Personal information
- Full name: W. Stanley Wadlow
- Date of birth: 25 December 1903
- Date of death: 27 July 1989 (aged 85)
- Place of death: East York, Ontario
- Position(s): Midfielder

Senior career*
- Years: Team / Apps / (Gls)
- 1924–1925: Caledonians F.C.
- 1926–1928: Mimico Beach
- 1929–1931: Toronto Maple Leafs
- 1931: Toronto CNR
- 1932–1933: Toronto Ulster United
- 1933–1937: Toronto Maple Leafs
- 1938–1942: Toronto Scottish

= Stan Wadlow =

Alderman

W. Stanley Wadlow (December 25, 1903 – July 27, 1989) was an alderman for East York, Ontario, served as the borough's commissioner of Parks and Recreation, and a former soccer player.

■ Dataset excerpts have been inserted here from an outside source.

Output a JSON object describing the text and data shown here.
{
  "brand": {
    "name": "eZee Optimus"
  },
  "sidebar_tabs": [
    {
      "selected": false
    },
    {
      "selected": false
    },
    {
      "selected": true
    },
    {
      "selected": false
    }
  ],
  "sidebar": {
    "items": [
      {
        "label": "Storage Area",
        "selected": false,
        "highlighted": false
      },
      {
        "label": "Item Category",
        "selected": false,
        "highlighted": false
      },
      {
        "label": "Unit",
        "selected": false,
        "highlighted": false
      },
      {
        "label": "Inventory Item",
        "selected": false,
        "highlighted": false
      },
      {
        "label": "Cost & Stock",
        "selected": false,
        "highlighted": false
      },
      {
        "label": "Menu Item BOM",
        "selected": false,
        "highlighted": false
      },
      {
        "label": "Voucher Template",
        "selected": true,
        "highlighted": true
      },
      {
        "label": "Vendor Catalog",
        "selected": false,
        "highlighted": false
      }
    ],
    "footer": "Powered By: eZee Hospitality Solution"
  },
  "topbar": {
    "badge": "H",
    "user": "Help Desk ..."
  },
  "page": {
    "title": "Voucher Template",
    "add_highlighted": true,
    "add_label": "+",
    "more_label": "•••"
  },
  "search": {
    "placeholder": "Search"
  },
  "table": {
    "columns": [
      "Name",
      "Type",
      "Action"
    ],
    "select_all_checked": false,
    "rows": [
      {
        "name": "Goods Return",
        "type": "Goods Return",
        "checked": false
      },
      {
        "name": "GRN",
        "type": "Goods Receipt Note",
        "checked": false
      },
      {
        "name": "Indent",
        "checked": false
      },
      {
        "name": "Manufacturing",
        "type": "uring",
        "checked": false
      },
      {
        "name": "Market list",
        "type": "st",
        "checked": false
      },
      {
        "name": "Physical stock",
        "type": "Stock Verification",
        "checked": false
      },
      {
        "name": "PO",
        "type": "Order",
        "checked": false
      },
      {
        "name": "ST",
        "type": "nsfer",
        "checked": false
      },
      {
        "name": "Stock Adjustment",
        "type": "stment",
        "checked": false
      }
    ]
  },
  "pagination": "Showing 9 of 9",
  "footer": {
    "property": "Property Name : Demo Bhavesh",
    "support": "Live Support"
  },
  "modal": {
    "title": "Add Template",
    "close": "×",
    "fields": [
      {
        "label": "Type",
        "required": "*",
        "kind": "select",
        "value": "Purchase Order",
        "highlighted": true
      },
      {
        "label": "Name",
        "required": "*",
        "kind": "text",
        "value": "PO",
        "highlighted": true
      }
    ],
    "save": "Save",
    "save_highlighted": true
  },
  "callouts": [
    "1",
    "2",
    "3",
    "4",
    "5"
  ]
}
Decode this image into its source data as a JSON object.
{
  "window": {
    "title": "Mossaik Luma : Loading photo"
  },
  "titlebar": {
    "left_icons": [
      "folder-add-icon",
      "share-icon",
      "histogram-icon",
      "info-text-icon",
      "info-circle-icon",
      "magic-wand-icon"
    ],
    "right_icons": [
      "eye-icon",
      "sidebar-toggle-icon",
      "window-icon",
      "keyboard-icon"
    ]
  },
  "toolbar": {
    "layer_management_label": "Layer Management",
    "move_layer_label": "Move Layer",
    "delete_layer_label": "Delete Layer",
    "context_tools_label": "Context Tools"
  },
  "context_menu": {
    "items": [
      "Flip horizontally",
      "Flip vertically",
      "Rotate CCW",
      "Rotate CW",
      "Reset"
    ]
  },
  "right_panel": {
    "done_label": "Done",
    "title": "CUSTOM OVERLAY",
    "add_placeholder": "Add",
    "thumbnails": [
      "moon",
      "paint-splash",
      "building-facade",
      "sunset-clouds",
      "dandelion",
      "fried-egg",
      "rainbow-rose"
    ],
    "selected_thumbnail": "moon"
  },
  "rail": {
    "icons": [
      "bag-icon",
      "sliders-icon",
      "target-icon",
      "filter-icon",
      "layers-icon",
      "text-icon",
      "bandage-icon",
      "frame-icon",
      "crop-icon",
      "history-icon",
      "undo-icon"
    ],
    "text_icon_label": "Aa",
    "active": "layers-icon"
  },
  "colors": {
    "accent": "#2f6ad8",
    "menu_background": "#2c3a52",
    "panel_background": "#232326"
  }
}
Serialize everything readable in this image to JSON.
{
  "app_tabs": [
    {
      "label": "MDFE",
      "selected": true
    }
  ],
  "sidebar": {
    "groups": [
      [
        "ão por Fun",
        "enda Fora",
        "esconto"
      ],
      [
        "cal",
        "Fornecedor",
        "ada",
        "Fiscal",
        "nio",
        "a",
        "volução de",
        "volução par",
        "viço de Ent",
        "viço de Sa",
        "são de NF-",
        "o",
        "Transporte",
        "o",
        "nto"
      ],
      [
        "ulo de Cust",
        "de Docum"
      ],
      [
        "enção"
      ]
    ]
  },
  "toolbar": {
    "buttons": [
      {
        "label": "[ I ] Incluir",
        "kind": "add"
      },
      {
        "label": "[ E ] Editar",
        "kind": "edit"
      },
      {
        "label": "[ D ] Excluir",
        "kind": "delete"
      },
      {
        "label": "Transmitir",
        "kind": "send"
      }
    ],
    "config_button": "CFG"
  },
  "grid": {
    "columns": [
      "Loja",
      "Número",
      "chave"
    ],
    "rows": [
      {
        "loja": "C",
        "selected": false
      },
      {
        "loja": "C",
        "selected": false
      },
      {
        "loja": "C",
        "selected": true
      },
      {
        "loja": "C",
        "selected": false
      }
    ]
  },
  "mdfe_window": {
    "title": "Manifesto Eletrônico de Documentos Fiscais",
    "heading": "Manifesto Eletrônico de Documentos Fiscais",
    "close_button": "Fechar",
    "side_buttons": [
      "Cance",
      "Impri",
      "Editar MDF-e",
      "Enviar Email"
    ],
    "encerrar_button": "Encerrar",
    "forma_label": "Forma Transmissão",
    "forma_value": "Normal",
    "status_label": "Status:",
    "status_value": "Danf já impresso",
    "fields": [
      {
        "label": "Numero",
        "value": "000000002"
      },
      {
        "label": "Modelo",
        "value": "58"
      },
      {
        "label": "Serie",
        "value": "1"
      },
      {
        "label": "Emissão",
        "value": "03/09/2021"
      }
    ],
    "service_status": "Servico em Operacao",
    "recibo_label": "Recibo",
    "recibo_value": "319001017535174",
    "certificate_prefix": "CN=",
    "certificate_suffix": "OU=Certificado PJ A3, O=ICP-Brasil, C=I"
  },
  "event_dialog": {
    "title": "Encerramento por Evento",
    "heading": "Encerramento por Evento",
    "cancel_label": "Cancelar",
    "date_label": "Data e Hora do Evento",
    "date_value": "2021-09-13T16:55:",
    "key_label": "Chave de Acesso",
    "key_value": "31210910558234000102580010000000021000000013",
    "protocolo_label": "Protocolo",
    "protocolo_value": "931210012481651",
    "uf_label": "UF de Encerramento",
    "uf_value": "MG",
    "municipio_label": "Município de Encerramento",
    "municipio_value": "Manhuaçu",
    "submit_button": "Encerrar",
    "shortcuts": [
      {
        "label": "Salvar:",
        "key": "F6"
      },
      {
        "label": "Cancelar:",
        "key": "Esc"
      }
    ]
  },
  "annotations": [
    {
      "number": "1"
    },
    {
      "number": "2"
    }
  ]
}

== Military and Soccer career ==
Wadlow served as a Lieutenant with the Royal Canadian Navy during World War II. He also enjoyed a lengthy career in playing soccer, where he initially began playing in 1917 with the Bolton avenue school team. In 1923, he played in the Inter-City League with Caledonians F.C., and then played in the Senior First Division with Mimico Beach in 1926. In 1929, he played in the National Soccer League with Toronto Maple Leafs. In 1931, he played with Toronto CNR, and later with Toronto Ulster United in 1932. He returned to the Maple Leafs in 1933, where he served as team captain and received the Noble Garrett trophy. In 1938, he was transferred to Toronto Scottish where he retired in 1942.

== Politics ==
After his soccer career he became involved in East York's public services as a recreation director. In 1961, he contributed in the construction of the East York Recreation Community Centre, which later was renamed in his honor. In 1965, he was named deputy commissioner of Parks and Recreation for East York. In 1971, he retired from his duties as commissioner of Parks and Recreation and was elected to East York's council in 1972 as an alderman for Ward 1. In 1985, he was elected as the vice chairman for East York's Hydro commission and retired in early 1989.

== Personal life ==
He was married to Lillian French and had two sons Donald and George. He was a member of the United Church of Canada as a lay preacher. He died on July 27, 1989, after a lengthy illness in East York.